The orchestrator should pick this up as a new strategy: FIX-MISSING-DOIS. Per-page workflow:

  1. Read the source page’s raw_path (the Marker-converted markdown).
  2. Look for a DOI in the raw markdown’s first 200 lines (most papers include it on page 1).
  3. If found, patch doi: and access_url: on the source page, remove no_doi_assigned: true.
  4. If not found, query Crossref with the title + first author + year.
  5. If still not found, query OpenAlex and Semantic Scholar.
  6. If exhausted, leave the page as-is (the no_doi_assigned: true marker stays, but with a venue URL rather than Scholar search).

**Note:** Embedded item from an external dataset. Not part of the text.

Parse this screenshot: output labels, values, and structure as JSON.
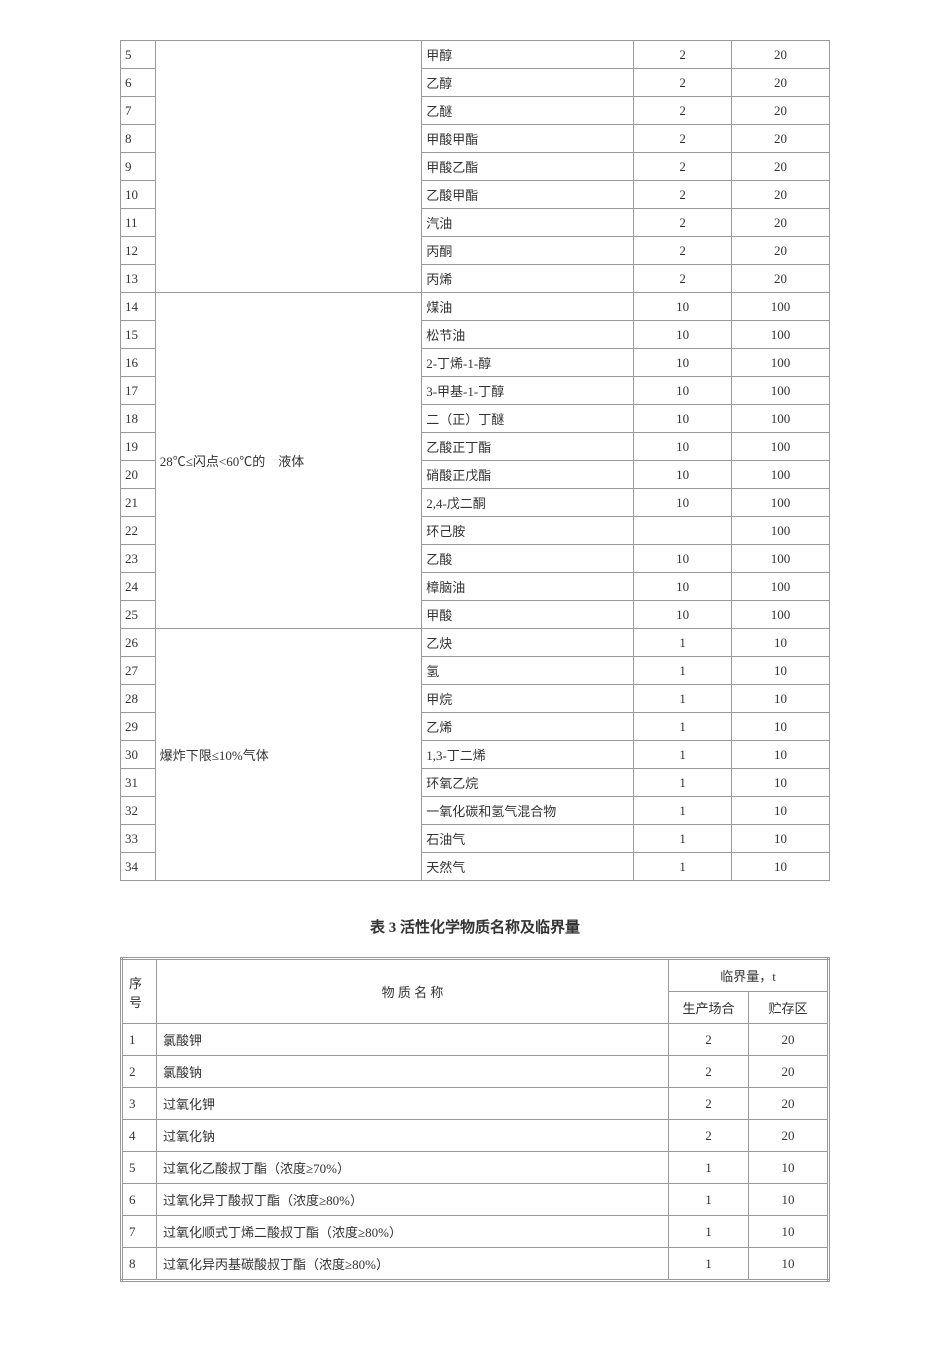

Estimated work: 89 pages × 1-2 min each = 90-180 minutes. Suitable for a single subprocess dispatch with max-turns ~100.

Pages affected

See git log entry 8365d7c for the full list. Categories:

  • ~50 sensor methodology papers (electrochemical, colorimetric, fluorescence-based)
  • ~20 food-concentration studies from non-English-primary journals
  • ~10 dietary exposure / total diet studies
  • ~5 review papers
  • ~4 dataset papers

Cocoa, infant formula, and rice are over-represented because the night’s seasonal-geographic-variance batch focused there. None of the affected pages contribute Path A CC-eligible evidence to HMTc threshold-setting (those are agency and high-n peer-reviewed papers, all with proper DOIs).

Why this happened

Overnight ingest (both the night-loop’s INGEST-STAGED dispatch and Obsidian Claude’s parallel P4 + seasonal-geographic-variance batches) did not enforce DOI presence as a hard frontmatter requirement before commit. The husky pre-commit hook checks routing audit cleanliness, not DOI completeness. The DOI audit is only triggered by the build (via the prebuild script), so it caught the problem only when the next deploy was attempted.

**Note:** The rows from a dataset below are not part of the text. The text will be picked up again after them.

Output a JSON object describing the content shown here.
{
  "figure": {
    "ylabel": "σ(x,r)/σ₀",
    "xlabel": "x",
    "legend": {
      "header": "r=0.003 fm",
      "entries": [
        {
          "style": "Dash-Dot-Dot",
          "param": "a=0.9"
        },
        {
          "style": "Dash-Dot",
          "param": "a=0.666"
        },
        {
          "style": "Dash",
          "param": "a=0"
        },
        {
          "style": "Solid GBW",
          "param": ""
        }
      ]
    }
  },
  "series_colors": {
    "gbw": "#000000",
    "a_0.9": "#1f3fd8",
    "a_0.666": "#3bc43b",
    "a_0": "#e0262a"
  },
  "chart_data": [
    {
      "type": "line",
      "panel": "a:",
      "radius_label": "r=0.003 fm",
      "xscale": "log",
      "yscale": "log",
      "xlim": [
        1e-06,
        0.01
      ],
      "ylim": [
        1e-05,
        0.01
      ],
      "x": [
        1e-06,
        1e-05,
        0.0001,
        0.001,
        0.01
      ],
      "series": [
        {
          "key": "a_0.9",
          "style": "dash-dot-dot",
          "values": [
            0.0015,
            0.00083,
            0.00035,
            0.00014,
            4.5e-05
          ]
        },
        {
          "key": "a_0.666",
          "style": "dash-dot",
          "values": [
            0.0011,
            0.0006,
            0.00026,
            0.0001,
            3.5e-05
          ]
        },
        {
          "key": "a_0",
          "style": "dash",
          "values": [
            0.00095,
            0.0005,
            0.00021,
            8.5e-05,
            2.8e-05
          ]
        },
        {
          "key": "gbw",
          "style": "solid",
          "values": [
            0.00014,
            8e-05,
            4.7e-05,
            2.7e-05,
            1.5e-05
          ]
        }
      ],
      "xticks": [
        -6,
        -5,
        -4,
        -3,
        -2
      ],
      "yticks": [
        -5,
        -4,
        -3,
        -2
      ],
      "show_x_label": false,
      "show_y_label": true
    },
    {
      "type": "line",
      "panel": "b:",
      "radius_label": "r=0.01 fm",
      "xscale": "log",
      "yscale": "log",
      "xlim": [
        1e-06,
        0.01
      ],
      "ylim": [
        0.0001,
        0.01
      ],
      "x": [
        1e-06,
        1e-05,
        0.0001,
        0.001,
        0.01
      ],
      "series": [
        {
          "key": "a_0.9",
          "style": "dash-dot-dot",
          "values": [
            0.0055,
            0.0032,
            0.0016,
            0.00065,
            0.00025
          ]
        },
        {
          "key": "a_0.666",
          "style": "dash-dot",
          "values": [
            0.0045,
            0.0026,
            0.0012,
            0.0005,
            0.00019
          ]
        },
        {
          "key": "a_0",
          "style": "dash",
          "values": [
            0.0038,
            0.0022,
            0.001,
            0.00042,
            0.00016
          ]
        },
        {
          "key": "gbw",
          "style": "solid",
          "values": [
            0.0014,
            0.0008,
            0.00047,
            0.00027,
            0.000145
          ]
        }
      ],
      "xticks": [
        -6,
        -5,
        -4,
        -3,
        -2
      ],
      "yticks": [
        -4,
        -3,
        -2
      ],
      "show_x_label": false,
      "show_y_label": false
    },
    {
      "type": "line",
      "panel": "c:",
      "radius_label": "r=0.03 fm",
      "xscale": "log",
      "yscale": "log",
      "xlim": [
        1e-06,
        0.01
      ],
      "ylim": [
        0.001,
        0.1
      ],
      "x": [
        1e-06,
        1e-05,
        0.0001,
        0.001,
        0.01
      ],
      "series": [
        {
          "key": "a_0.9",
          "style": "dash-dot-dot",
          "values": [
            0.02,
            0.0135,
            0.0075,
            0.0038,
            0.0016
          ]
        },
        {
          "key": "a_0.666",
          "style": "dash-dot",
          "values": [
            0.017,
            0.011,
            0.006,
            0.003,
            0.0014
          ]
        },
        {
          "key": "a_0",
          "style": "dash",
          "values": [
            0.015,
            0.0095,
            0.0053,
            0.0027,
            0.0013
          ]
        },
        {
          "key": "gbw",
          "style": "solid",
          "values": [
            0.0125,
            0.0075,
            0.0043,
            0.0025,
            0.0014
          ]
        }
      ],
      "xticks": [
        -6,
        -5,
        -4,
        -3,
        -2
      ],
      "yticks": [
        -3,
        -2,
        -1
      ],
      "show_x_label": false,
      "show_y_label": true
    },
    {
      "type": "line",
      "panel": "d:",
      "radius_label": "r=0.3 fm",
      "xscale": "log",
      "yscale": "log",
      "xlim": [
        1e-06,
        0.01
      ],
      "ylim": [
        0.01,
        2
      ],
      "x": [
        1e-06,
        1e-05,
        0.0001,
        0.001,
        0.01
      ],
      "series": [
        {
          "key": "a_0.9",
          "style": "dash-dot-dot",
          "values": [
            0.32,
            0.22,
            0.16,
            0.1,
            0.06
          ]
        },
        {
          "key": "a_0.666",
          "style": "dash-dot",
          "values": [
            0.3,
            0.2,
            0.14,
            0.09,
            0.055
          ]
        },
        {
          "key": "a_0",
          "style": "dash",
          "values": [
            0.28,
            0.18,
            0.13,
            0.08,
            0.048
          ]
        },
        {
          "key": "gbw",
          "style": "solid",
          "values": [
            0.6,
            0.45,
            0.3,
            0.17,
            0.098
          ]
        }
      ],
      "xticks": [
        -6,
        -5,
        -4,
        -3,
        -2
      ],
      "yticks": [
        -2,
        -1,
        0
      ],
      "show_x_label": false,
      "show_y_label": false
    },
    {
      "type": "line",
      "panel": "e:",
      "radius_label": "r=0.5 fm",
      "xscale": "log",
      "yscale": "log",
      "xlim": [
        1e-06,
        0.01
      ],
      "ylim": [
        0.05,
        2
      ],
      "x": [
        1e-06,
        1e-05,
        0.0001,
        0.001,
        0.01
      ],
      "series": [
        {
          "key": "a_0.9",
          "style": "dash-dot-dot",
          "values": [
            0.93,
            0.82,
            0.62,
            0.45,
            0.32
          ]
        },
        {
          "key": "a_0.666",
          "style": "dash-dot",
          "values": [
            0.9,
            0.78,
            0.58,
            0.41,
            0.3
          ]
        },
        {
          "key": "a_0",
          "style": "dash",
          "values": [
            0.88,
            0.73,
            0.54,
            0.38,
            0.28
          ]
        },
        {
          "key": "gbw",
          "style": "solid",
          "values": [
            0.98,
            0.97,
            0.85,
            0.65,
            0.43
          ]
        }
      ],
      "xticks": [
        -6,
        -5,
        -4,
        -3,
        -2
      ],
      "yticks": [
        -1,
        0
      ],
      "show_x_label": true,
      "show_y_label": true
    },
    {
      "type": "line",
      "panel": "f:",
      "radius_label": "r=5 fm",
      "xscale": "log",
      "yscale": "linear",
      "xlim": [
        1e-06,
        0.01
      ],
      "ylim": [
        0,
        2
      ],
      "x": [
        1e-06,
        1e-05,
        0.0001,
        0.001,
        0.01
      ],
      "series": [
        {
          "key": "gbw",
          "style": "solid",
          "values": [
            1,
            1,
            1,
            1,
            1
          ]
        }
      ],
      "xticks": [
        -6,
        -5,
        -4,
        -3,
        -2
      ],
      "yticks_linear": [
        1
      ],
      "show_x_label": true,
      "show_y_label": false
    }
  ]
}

System-level fix candidates

  1. Add DOI completeness to the husky pre-commit hook (catches at commit time, not deploy time).
  2. Add a per-page doi_lookup_status field with values confirmed | pending | no_doi_assigned so the audit can distinguish “we tried and there is no DOI” from “we haven’t looked yet.”
  3. Bake Crossref + OpenAlex lookup into the ingest path so source pages are created with verified DOI in hand.

Karen to decide which of these to do; all three are reasonable.